The show loosely ran down past JT glories — «My Love», «Until the End of Time» and the title track from his 2006 album FutureSex/LoveSound, and «Rock Your Body», «Like I Love You» and a first set-closing «Cry Me a River» from his 2002 solo debut Justified — and several standout tracks from The 20/20 Experience, his two-part year-spanning collection released in March and September: «Gimme What I Don’t Know (I Want)», «Don’t Hold the Wall», the sensual «Strawberry Bubblegum» and the frenetic «TKO». He invited crowd participation before «Summer Love», which segued into the gorgeous «LoveStoned», a first-set highlight. He teased playfully on «Holy Grail», a Jay-Z track, and even rapped a few lines (when it became clear Jay-Z himself wouldn’t be showing up).
More 20/20 songs dominated the second set, including the opening one-two punch of «Only When I Walk Away» (with distorted vocal effects from Timberlake) and «True Blood». Timberlake strapped on an acoustic guitar for «Drink You Away», as the band mobbed together with him, giving us a taste of JT the Indie Rocker (more, please). «Tunnel Vision», «Senorita» (from Justified), «Let the Groove In» and «That Girl» preceded tributes to Elvis Presley (on «Heartbreak Hotel») and Michael Jackson (on «Human Nature», via JT’s own «Not a Bad Thing»), two musicians who bookend his palette of influences.
The XL Center shrank even more during the show’s home stretch, as a section of stage lifted off the ground, suspended by two enormous hydraulic lifts, and traveled to the back of the room. Timberlake, legs dangling over the side, seemed to want to visit with everyone. (To say the women in the audience outnumbered the men by a two-to-one ratio would be an understatement, not that the dudes were complaining.) «Are you tired, Hartford?» Timberlake asked, repeatedly, as energy dipped slightly around the Presley cover. «Are you ready to quit?»
Nobody was.

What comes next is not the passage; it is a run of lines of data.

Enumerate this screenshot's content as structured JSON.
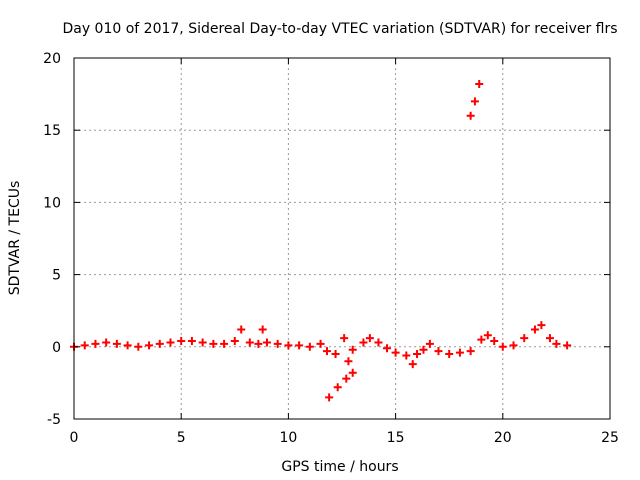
{
  "chart_data": {
    "type": "scatter",
    "title": "Day 010 of 2017, Sidereal Day-to-day VTEC variation (SDTVAR) for receiver flrs",
    "xlabel": "GPS time / hours",
    "ylabel": "SDTVAR / TECUs",
    "xlim": [
      0,
      25
    ],
    "ylim": [
      -5,
      20
    ],
    "xticks": [
      0,
      5,
      10,
      15,
      20,
      25
    ],
    "yticks": [
      -5,
      0,
      5,
      10,
      15,
      20
    ],
    "grid": true,
    "grid_style": "dotted",
    "marker": "plus",
    "series": [
      {
        "name": "SDTVAR",
        "color": "#ff0000",
        "x": [
          0.0,
          0.5,
          1.0,
          1.5,
          2.0,
          2.5,
          3.0,
          3.5,
          4.0,
          4.5,
          5.0,
          5.5,
          6.0,
          6.5,
          7.0,
          7.5,
          7.8,
          8.2,
          8.6,
          8.8,
          9.0,
          9.5,
          10.0,
          10.5,
          11.0,
          11.5,
          11.8,
          12.2,
          12.6,
          12.8,
          13.0,
          13.5,
          13.8,
          14.2,
          14.6,
          15.0,
          15.5,
          15.8,
          16.0,
          16.3,
          16.6,
          17.0,
          17.5,
          18.0,
          18.5,
          19.0,
          19.3,
          19.6,
          20.0,
          20.5,
          21.0,
          21.5,
          21.8,
          22.2,
          22.5,
          23.0,
          11.9,
          12.3,
          12.7,
          13.0,
          18.5,
          18.7,
          18.9
        ],
        "y": [
          0.0,
          0.1,
          0.2,
          0.3,
          0.2,
          0.1,
          0.0,
          0.1,
          0.2,
          0.3,
          0.4,
          0.4,
          0.3,
          0.2,
          0.2,
          0.4,
          1.2,
          0.3,
          0.2,
          1.2,
          0.3,
          0.2,
          0.1,
          0.1,
          0.0,
          0.2,
          -0.3,
          -0.5,
          0.6,
          -1.0,
          -0.2,
          0.3,
          0.6,
          0.3,
          -0.1,
          -0.4,
          -0.6,
          -1.2,
          -0.5,
          -0.2,
          0.2,
          -0.3,
          -0.5,
          -0.4,
          -0.3,
          0.5,
          0.8,
          0.4,
          0.0,
          0.1,
          0.6,
          1.2,
          1.5,
          0.6,
          0.2,
          0.1,
          -3.5,
          -2.8,
          -2.2,
          -1.8,
          16.0,
          17.0,
          18.2
        ]
      }
    ]
  }
}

Two more newer songs, «Take Back the Night» and «Murder» (via Kool and the Gang’s «Jungle Boogie»), and a four-song sequence — Bell Biv Devoe’s «Poison», «Sexy Back», «Suit and Tie» and the aforementioned «Mirrors» — closed the show. House lights came on exactly at the stroke of midnight; clearly we were being entertained by some sort of time-controlling wizard.

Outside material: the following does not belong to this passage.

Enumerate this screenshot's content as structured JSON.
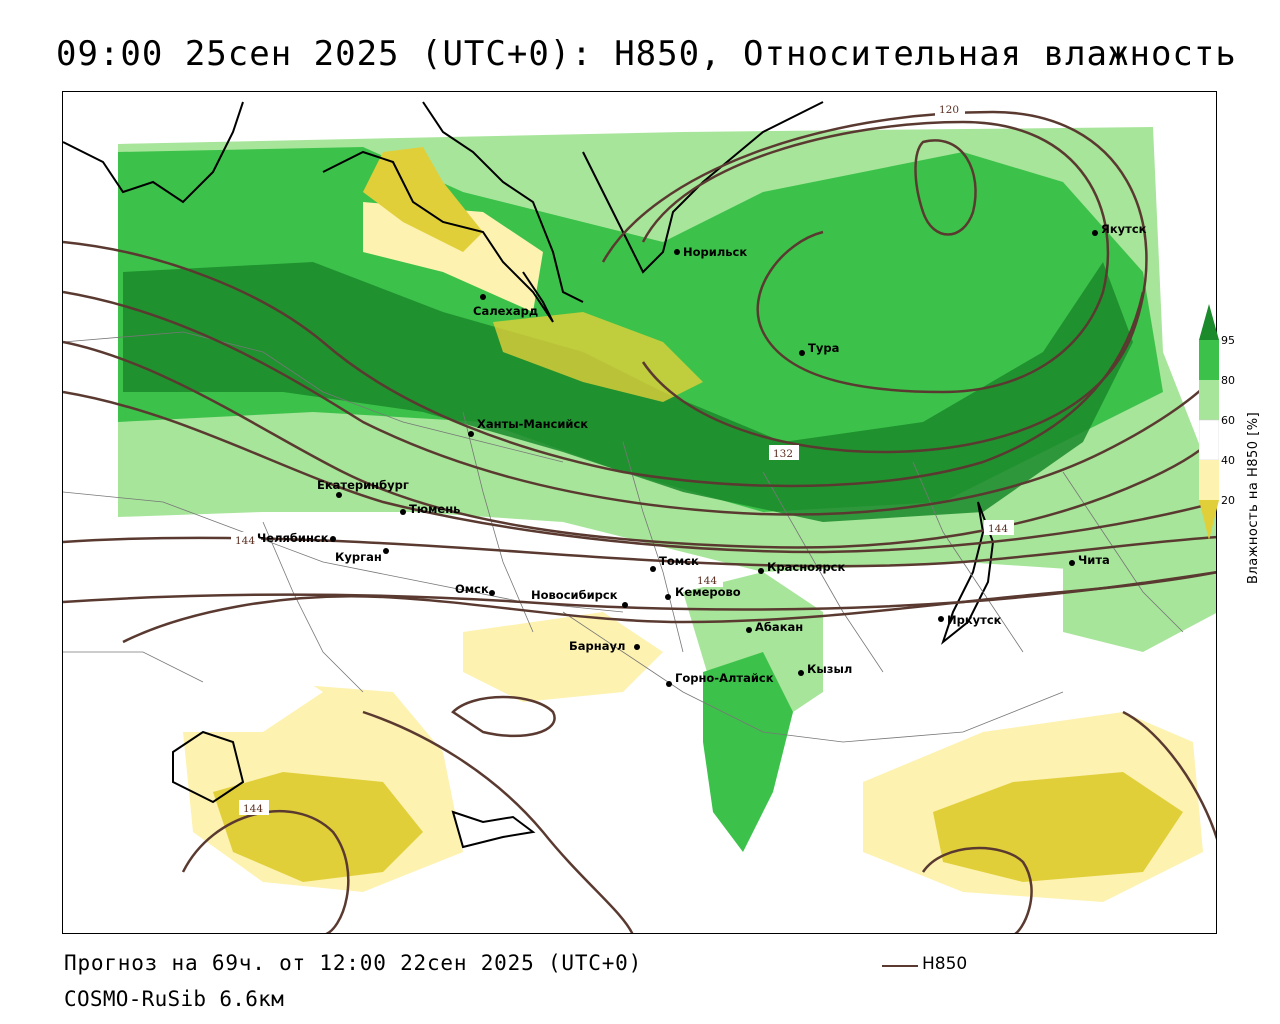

Most striking, perhaps, was how much new material Timberlake covered — and why not? 2013 has been the year of JT. As Timberlake settles into mid-career life as one of planet’s biggest pop stars, it’s a great time to celebrate his latest — and perhaps strongest — material.
The Weeknd (Abel Tesfaye) opened the show with a strong, short set, backed by a trio of musicians on a smaller, front-facing stage.